Natürlich, Humor und Tiefgang wie gewohnt, doch besonders, weil der Autor in seinen Geschichten alle Fäden seines Lebens, seiner Erfahrungen und literarischen Werke so zusammenführt, wie die Seile eines schwebenden Fallschirms an dem Fallschirmspringer münden. Den wird der Wind, der die sieben Kapitel in veränderten Auftritten eröffnungsbläst, in ebenso viele schöne Bilder des Lebens hineinsinken lassen. Und kaum gelandet, wird die vorgefundene Friedlichkeit zum Abenteuer, denn Leben will sich ausprobieren und das darf der kleine Fallschirmspringer dank der Offenheit seines Lehrers und seines Vaters auch – wenn er einem Stier vor die wutschnaubenden Hörner fällt, in einen Mädchenreigen, in eine Hochzeit, in eine Zirkusgesellschaft, in ein Rosenfeld… und wenn er dann diese Welt verlässt, in die er von dem schicksalhaften Wind hineingeweht wurde, dann hat sie sich verändert und auch der kleine Fallschirmspringer ist ein wenig erfahrungsgrößer geworden.

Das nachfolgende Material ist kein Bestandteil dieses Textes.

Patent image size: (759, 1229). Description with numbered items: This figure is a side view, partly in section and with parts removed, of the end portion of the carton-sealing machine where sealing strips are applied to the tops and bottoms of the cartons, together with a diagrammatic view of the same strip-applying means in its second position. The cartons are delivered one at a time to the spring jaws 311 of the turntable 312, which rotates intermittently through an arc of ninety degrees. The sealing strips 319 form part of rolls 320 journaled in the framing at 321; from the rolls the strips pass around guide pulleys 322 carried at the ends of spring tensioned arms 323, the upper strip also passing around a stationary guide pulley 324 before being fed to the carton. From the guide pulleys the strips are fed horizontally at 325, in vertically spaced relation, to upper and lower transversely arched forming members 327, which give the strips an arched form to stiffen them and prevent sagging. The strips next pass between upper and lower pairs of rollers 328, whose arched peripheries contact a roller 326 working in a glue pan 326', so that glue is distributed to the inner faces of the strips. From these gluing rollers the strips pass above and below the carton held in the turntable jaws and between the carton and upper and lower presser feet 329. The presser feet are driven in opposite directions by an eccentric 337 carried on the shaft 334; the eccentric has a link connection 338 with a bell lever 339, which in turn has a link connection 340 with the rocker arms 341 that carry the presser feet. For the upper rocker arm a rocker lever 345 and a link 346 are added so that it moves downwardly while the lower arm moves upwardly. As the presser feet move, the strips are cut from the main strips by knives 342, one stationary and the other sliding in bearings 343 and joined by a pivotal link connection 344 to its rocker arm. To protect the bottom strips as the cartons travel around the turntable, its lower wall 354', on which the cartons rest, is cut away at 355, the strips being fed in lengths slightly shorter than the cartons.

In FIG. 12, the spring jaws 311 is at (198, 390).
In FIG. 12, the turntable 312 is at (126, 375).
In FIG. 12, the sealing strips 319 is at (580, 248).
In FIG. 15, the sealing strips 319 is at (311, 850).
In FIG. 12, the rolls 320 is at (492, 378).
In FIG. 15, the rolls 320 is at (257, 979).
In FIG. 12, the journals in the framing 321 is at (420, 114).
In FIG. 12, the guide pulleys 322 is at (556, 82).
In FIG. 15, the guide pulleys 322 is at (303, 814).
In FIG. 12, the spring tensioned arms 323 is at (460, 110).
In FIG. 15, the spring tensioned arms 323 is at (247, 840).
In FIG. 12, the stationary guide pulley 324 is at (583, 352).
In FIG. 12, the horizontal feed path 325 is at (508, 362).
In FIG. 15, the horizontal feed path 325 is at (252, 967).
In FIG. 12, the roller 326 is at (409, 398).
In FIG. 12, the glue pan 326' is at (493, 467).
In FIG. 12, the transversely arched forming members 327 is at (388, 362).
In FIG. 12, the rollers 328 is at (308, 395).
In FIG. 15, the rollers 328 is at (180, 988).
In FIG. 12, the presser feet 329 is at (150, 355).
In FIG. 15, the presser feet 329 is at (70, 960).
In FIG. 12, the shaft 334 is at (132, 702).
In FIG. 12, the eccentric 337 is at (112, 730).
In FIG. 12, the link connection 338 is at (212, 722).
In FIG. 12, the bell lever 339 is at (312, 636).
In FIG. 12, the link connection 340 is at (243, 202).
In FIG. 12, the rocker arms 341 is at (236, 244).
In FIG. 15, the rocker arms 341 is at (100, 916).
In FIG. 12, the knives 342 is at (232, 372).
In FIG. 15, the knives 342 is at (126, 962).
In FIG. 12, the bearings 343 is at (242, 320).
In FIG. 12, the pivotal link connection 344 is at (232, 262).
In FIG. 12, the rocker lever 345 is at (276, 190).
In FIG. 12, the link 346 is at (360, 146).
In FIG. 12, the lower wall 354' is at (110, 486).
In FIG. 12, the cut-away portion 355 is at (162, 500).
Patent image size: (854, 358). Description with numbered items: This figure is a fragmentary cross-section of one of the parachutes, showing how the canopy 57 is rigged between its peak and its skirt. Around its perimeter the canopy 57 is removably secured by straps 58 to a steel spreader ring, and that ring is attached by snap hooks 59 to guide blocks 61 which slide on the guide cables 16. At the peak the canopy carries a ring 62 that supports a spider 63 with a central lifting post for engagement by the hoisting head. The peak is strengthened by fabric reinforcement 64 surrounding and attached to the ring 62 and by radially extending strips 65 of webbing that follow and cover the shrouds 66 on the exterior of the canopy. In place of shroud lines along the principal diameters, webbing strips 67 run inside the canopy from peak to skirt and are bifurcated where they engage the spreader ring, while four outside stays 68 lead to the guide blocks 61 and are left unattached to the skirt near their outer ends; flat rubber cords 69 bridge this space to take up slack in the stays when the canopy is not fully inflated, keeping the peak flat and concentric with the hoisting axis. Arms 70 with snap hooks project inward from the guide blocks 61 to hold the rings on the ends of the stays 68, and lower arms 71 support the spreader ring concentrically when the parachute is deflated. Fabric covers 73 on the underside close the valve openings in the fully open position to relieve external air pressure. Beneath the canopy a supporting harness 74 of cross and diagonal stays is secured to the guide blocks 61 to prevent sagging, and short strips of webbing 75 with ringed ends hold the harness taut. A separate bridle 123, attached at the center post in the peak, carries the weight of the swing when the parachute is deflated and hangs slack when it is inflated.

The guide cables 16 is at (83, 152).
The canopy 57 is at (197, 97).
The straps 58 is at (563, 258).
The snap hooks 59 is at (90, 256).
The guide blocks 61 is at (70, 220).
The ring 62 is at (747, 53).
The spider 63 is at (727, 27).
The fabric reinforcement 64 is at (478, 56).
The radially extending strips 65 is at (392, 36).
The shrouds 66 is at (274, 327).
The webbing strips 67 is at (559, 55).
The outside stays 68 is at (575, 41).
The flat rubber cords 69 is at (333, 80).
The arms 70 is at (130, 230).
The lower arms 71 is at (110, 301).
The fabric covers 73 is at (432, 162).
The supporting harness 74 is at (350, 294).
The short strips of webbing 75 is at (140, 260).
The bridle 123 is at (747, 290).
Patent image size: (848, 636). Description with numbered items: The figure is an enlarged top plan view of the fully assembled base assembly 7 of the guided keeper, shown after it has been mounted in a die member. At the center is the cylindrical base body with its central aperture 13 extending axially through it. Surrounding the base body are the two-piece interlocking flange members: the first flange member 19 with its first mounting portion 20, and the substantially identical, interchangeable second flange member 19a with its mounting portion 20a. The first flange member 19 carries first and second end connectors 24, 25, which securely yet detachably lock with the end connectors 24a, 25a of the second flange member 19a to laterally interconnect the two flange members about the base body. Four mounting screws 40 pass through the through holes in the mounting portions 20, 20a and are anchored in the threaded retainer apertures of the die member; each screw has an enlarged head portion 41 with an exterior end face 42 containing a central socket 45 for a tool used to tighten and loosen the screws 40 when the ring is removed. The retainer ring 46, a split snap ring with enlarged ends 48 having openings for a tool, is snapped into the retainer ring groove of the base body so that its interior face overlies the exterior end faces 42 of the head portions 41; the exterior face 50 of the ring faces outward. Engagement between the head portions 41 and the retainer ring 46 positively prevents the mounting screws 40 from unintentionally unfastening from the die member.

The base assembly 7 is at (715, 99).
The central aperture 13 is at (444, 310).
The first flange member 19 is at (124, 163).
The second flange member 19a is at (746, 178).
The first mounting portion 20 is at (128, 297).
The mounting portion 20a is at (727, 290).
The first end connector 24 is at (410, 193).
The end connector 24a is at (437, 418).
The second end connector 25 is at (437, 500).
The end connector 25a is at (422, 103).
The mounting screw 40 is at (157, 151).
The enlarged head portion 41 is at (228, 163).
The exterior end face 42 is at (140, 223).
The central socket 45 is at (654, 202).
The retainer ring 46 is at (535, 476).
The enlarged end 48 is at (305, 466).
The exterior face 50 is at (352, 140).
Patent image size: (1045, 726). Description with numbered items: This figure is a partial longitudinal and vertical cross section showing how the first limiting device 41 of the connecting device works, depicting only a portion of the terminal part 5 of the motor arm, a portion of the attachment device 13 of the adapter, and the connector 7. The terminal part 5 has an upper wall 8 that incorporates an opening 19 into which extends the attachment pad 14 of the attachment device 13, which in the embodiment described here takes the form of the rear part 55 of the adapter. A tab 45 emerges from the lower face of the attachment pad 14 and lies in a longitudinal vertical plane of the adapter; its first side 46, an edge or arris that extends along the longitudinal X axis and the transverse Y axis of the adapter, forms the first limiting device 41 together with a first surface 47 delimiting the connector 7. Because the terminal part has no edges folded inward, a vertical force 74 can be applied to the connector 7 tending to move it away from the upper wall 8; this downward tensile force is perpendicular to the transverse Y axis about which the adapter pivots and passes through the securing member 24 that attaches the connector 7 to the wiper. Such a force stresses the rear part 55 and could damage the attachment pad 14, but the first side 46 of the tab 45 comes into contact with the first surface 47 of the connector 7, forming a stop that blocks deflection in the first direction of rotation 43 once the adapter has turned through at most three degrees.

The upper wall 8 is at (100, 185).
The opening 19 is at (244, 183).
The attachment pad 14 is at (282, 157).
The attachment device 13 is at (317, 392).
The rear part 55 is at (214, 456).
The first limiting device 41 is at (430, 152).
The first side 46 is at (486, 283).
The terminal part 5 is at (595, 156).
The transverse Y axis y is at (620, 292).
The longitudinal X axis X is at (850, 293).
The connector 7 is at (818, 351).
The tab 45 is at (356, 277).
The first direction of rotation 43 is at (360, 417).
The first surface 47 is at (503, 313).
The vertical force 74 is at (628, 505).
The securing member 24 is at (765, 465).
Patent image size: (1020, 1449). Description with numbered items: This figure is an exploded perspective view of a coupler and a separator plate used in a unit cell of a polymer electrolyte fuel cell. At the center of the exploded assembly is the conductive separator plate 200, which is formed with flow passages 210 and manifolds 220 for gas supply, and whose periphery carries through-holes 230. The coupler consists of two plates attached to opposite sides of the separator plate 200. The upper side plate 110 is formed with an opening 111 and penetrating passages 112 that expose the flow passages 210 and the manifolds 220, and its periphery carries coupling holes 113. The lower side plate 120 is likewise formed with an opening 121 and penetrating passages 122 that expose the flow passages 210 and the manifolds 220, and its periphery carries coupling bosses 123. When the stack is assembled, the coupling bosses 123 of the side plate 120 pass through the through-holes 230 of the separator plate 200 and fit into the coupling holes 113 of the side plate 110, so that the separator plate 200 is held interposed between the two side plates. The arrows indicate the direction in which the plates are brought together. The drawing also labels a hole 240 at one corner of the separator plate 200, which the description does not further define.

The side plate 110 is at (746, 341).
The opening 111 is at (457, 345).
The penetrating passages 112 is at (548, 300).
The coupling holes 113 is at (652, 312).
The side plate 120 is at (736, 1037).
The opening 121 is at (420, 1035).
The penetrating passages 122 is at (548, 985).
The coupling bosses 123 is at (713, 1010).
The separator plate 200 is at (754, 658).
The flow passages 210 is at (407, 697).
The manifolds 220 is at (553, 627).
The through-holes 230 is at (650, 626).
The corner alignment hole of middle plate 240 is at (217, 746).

In seiner poetisch natürlichen und außergewöhnlich dichten Sprache vermag Albert Wendt die Spannung in einer stetigen Gegenläufigkeit der Lebensbewegung anzuleinen. Sieben Mal sinkt der kleine Fallschirmspringer, dem gewünschten Ziel entrückt und sich dagegen wehrend, vom Himmel zur Erde. Sehr viel öfter streckt er sich dem Himmel und seiner eigenen Größe wieder entgegen, wenn er dem Stier entweicht, von einem Großvater zum Ehrengast erkoren, von kräftigen Frauenhänden nach oben gehoben wird, wenn er die Kirchentreppen empor schreitet. Dem Schicksal stellt Albert Wendt immer ein selbstbestimmtes Handeln, der nach poetischen Ausschweifungen in einem Rosenfeld ernüchternden Realität des grauen Bürohochhauses immer eine vertrauende Hoffnung auf Veränderung gegenüber. Seine Schreibfeder holt die Fäden aus der Tiefe der Weltliteratur und fügt die Ablichtungen großer Wortmeister wie Samuel Beckett, Charles Dickens, Antoine De Saint-Exupery, Peter Hacks und G.W. F. Hegel in sein Märchengewebe ein. Ein Kinderbuch bleibt es allemal, gerade weil Albert Wendt den Anspruch hat, die Kinderseelen mit einer guten Sprachqualität zu nähren, freundlich und wärmend. Gerade weil dieses Gewebe von einer Seite zur anderen von Beziehungsfäden durchdrungen, sehr viel- und durchsichtig ist. Vater – Sohn, Lehrer- Schüler, Mutter – Sohn, und am Rande die Beobachter, die Nachbarn, die Bettler, die verloren gegangenes wieder aufheben – das macht stark, das hält, hält als Sicherungsnetz für weitere Abenteuer auf einem Drachen und als erste schüchterne Hängematte für eine sich neu entwickelnde Beziehung: Junge- Mädchen. Gegen dieses letzte Bild, in das er verweht wird, wehrt sich der kleine Fallschirmspringer nicht mehr, er nimmt sein Schicksal an, er landet in den schaukelnden Zweigen eines Apfelbaums. Wenn sein Berufskollege Hans Christian Andersen für seine Märchen befindet: „Die Kinder verstehen die Staffage, die Erwachsenen den tieferen Sinn.“, so bemerkt Albert Wendt für seine Kinderbücher: „Wer sich nicht in ein Kind versetzen kann, ist auf keinen Fall zu groß dafür.“
Albert Wendt: Der kleine Fallschirmspringer, Jungbrunnen, 80 Seiten, 12,95€ – Alter: 8 -108, ab dem 15.02.2013 im Buchhandel
als Hörspiel im MDR Figaro am Sonntag, den 17.02.2013 um 18.00 Uhr, mit Valery Tscheplanowa als Wirbelwind, Yusuf Baz als kleiner Fallschirmspringer, Jule Böwe als Mutter, sowie: Lea Draeger, Winfried Glatzeder, Reiner Heise, Jürgen Holtz, Ernst Jacobi, Klaus Manchen, Thomas Neumann, Jörg Schüttauf u.a.